Gliptons for example are a class of drugs that lower blood glucose in diabetics; side-effects include joint pain, swelling of the heart muscle and pancreatitis. Instead we can use exercise and food as medicine.

Diabetes has a high degree of mortality; the inflammation of the lining of capillaries caused by chronically raised blood glucose affects the circulation to every cell in the body. In particular the threat of heart disease and stroke soars in those suffering from insulin-resistance; but it can be completely reversed without medication.

Patient resistance

Of concern is the resistance of patients to make these lifestyle changes, choosing rather to stabilise their blood-glucose with medical interventions. Researchers again confirm that neither oral drugs nor insulin can bring about remission; they are simply palliative.

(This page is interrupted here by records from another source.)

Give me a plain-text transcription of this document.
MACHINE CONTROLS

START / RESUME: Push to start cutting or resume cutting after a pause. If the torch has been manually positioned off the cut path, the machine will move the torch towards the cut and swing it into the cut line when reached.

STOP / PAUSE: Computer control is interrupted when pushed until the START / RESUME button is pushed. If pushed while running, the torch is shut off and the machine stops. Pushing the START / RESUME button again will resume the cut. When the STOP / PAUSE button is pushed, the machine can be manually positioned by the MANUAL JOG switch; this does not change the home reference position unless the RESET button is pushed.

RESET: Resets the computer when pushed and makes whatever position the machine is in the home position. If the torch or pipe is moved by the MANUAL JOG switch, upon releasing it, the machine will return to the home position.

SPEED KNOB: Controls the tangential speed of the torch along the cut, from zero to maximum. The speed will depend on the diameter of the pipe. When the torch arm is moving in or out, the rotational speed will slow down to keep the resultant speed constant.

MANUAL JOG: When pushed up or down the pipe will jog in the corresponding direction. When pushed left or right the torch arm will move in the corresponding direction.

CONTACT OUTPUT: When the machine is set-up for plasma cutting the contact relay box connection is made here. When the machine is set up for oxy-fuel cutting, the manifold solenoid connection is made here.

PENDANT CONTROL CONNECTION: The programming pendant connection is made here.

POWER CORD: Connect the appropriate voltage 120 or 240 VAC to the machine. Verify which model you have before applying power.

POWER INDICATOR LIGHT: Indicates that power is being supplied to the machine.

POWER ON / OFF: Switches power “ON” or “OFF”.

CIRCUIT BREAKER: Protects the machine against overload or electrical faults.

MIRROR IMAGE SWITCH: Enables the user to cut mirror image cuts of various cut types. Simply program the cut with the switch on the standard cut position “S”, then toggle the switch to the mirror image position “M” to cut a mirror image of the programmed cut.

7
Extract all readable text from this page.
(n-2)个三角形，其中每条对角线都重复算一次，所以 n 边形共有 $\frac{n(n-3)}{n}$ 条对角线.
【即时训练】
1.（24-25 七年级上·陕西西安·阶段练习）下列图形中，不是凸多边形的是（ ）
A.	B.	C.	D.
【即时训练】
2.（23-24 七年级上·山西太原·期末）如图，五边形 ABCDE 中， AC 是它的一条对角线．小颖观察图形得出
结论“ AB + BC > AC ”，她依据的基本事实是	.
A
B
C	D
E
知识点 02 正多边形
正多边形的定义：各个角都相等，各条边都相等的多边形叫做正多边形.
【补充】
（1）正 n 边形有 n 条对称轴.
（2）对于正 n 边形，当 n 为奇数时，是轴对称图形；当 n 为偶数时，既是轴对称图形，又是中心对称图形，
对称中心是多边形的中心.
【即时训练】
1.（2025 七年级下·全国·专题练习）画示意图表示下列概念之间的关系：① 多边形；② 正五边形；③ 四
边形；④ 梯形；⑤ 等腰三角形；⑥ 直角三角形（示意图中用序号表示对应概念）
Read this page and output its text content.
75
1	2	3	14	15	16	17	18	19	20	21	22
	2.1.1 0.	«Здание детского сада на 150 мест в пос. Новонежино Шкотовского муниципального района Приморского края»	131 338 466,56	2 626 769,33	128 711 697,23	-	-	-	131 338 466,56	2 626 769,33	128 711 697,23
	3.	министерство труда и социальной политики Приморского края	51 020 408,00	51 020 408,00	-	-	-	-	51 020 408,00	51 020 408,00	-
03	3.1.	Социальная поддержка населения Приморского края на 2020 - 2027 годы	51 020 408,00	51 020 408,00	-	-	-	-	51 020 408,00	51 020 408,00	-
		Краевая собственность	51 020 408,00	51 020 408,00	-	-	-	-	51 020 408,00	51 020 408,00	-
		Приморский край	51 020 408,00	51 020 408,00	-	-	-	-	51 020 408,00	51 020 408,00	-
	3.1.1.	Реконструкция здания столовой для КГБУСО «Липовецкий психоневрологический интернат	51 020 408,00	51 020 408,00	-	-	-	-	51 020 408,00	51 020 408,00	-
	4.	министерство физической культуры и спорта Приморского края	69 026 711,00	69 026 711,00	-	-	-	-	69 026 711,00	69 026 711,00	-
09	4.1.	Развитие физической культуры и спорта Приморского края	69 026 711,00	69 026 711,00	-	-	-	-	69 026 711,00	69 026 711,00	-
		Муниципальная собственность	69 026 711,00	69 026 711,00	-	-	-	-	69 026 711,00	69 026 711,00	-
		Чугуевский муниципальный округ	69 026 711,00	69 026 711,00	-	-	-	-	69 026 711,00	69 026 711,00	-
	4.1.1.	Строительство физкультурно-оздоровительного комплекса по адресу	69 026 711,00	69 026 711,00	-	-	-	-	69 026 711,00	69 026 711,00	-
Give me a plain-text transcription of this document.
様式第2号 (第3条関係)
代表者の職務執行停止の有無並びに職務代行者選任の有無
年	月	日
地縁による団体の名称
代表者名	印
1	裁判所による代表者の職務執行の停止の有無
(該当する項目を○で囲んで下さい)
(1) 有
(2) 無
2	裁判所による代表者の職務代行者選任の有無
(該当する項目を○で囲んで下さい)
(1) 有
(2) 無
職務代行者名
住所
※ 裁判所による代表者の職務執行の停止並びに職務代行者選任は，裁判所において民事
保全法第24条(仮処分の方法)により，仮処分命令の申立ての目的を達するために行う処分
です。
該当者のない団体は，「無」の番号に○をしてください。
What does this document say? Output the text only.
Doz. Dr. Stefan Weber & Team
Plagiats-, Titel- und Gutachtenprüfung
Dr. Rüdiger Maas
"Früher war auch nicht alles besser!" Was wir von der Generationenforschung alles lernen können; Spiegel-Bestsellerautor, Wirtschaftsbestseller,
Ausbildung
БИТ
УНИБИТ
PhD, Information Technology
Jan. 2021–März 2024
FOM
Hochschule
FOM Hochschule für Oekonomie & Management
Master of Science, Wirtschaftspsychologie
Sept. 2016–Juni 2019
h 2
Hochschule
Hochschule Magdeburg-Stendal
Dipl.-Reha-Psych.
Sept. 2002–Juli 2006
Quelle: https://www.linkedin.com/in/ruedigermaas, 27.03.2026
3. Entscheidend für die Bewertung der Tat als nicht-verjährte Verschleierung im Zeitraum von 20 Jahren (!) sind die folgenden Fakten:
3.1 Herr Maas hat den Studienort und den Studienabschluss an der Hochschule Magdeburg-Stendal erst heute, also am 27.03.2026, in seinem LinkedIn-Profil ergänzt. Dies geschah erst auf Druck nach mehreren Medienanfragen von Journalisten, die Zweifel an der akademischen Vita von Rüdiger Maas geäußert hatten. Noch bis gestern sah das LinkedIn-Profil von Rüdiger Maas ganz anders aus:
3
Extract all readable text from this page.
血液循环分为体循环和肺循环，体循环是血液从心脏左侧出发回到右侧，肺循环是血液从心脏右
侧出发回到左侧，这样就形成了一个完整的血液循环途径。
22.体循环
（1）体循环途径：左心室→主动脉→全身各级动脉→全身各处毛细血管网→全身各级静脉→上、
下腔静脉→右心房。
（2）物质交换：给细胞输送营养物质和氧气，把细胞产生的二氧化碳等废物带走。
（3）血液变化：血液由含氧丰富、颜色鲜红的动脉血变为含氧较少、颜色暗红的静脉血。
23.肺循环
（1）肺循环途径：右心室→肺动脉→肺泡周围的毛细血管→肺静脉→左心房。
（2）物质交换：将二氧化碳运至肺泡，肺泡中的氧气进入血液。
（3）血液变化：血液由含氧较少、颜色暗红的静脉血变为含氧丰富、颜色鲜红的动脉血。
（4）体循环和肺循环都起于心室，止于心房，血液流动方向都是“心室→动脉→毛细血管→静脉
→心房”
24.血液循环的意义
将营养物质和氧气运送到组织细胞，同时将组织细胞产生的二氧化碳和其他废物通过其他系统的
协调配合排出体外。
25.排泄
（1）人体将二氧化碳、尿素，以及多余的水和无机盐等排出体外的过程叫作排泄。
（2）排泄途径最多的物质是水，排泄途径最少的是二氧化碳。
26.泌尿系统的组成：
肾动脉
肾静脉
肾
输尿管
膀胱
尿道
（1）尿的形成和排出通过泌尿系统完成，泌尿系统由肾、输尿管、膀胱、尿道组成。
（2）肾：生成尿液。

Are we addicted to refined carbs or is it simply habit? We get up in the morning, add sugar to our coffee and quickly swallow a bowl of highly glycemic cereal; providing zero satiety so our bodies demand colas and cookies by 11 o'clock.

Added to that we would commonly move immediately to the car and a desk-bound job; the inflammation associated with chronically raised blood glucose can be expected within a decade and full blown diabetes after twenty years.

What will it take to turn this lifestyle around? And will we do it before the stroke or only afterwards?

Whole foods

It may appear cynical but it is apparent that food companies are hell-bent on extracting the best parts from grains in particular; and then selling the vitamins, minerals and phytonutrients to us at fifteen times the price.

In South Africa 100% whole-grain grits costs R4/kg direct from the farmer. Fresh corn on the cob is around R20 per kilogramme.

But highly-refined cornflakes from which most of the nutrients have been extracted cost R60/kg.

Mealie-meal porridge. Grits in America.US$1 per kg, R4/kg in RSA.
Corn on the cob.$1.15 per cob, 250g of corn. R5 in South Africa.
Why were cornflakes invented?$6,30/kg in the USA. R60 in SA.

The strategy of researchers who found that type-2 diabetes can be reversed was centred on whole foods. That means turning one's back for ever on cornflakes for breakfast and enjoying perhaps a small bowl of wholegrain grits instead.

Stone ground grits with cream and a little natural honey is a delight; the zeaxanthin also gives protection against age-onset macular degeneration.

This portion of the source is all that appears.